More accurately: The Avengers are the Jómsvikings of the 21st century.
The Jómsvíkinga Saga is an Icelandic saga written sometime in the 13th century. It takes place in Denmark, Norway, Wales, and Jómsborg, and ends with the Battle of Hjörungavárg in 986 AD. It details the (long and complex) family background, deeds, and eventual downfall of a group of select Viking heroes known as the Jómsvikings. Much like the Fianna of Ireland, they are a brotherhood of elite warriors, the best of the best, not admitted based on anything else but bravery and personal prowess. Both of which there is a lot to go around in this story.

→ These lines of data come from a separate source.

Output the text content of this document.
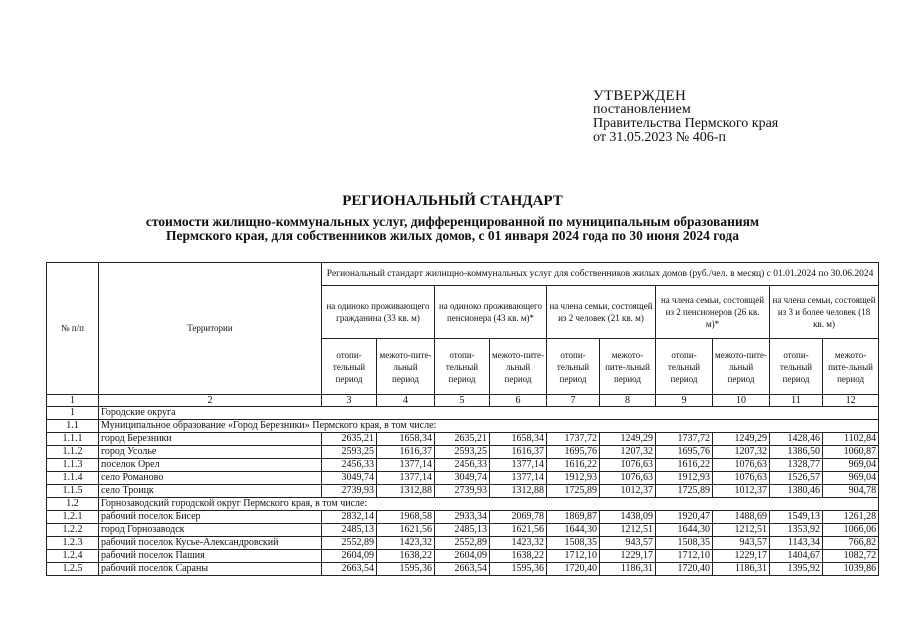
УТВЕРЖДЕН
постановлением
Правительства Пермского края
от 31.05.2023 № 406-п
РЕГИОНАЛЬНЫЙ СТАНДАРТ
стоимости жилищно-коммунальных услуг, дифференцированной по муниципальным образованиям
Пермского края, для собственников жилых домов, с 01 января 2024 года по 30 июня 2024 года
№ п/п	Территории	Региональный стандарт жилищно-коммунальных услуг для собственников жилых домов (руб./чел. в месяц) с 01.01.2024 по 30.06.2024									
		на одиноко проживающего гражданина (33 кв. м)		на одиноко проживающего пенсионера (43 кв. м)*		на члена семьи, состоящей из 2 человек (21 кв. м)		на члена семьи, состоящей из 2 пенсионеров (26 кв. м)*		на члена семьи, состоящей из 3 и более человек (18 кв. м)	
		отопи-тельный период	межото-пите-льный период	отопи-тельный период	межото-пите-льный период	отопи-тельный период	межото-пите-льный период	отопи-тельный период	межото-пите-льный период	отопи-тельный период	межото-пите-льный период
1	2	3	4	5	6	7	8	9	10	11	12
1	Городские округа										
1.1	Муниципальное образование «Город Березники» Пермского края, в том числе:										
1.1.1	город Березники	2635,21	1658,34	2635,21	1658,34	1737,72	1249,29	1737,72	1249,29	1428,46	1102,84
1.1.2	город Усолье	2593,25	1616,37	2593,25	1616,37	1695,76	1207,32	1695,76	1207,32	1386,50	1060,87
1.1.3	поселок Орел	2456,33	1377,14	2456,33	1377,14	1616,22	1076,63	1616,22	1076,63	1328,77	969,04
1.1.4	село Романово	3049,74	1377,14	3049,74	1377,14	1912,93	1076,63	1912,93	1076,63	1526,57	969,04
1.1.5	село Троицк	2739,93	1312,88	2739,93	1312,88	1725,89	1012,37	1725,89	1012,37	1380,46	904,78
1.2	Горнозаводский городской округ Пермского края, в том числе:										
1.2.1	рабочий поселок Бисер	2832,14	1968,58	2933,34	2069,78	1869,87	1438,09	1920,47	1488,69	1549,13	1261,28
1.2.2	город Горнозаводск	2485,13	1621,56	2485,13	1621,56	1644,30	1212,51	1644,30	1212,51	1353,92	1066,06
1.2.3	рабочий поселок Кусье-Александровский	2552,89	1423,32	2552,89	1423,32	1508,35	943,57	1508,35	943,57	1143,34	766,82
1.2.4	рабочий поселок Пашия	2604,09	1638,22	2604,09	1638,22	1712,10	1229,17	1712,10	1229,17	1404,67	1082,72
1.2.5	рабочий поселок Сараны	2663,54	1595,36	2663,54	1595,36	1720,40	1186,31	1720,40	1186,31	1395,92	1039,86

The heroes of the saga are the Jómsvikings, living in their own walled city (Jómsborg) under strict rules - men only, loyalty to each other, no preferential treatment, equal distribution of booty, that kinda stuff. The founder of the place is Pálna-Tóki, and after his death Sigvaldi, who is not as good a leader, and manages to let the whole thing crumble on a drunken bet (great job, Sigvaldi).
One of the most notable characters is Vagn, who shows up at the water-gates of Jómsborg at the ripe old age of twelve, demanding entry into the brotherhood. He is refused on grounds of creeping everyone out, and also the fact that he is underage (rules only allow membership to men between eighteen and fifty). He proceeds to soundly beat Sigvaldi in a naval battle, and gains admission anyway.
Apart from your usual run-of-the-mill fighting and pillaging, the saga offers a few remarkable moments, especially towards the end. They mostly involve fighting:
1. Much of the end of the saga (I'm not giving out spoiler alerts here, the story has been out since the 13th century, deal with it) involves the captured Jómsvikings being executed by their enemies. It is a fascinating lineup of warriors going to their death, each one making a different joke or proposing fun little experiments. One of them insists that his long and fabulous hair has to remain clean and intact; then, just when the executioner swings the sword, he yanks his head down, and the sword takes off the arms of the man who had been holding the hair out of the way. The kid (barely 18) looks up and asks with a shit-eating grin: "Whose hands are in my hair...?" He gets to live, Vikings appreciate a good practical joke.
2. Another battle-related moment of epic is delivered by Búi, one of the Jómsvikings, who loses both his hands in the last battle of the company. Instead of being fazed by this at all, he puts the arm-stumps through the hoops of a chest of gold, and jumps overboard with it, transforming into a dragon.Yup.
3. And still on the topic of lost appendages - I'm sensing a theme here, you guys - there is some bravery on the opposite side as well: Geirmundr, the commander of a town attacked by the Jómsvikings, jumps out of a building, gets an arm cut off by Vagn, and then manages to run through the woods all the way to the earl's court to warn him of the impending danger. He does it in a calm, collected and professional manner, reporting on numbers first, before the earl asks him if he has any proof. To which Geirmundr responds, "Oh yeah, they cut off my arm, see?" and follows up by providing information on the enemy's best warriors. "One of them got my ring."
Ain't no party like a Jómsborg party.
The Real Jómsborg
Although contested by some historians and archaeologist, it is generally believed that Jómsborg stood somewhere in the place of modern day Wolin, Poland. Every year the town celebrates this fact with Europe's largest Viking festival, involving historical reenactors from all corners of the continent and beyond. Definitely worth a visit.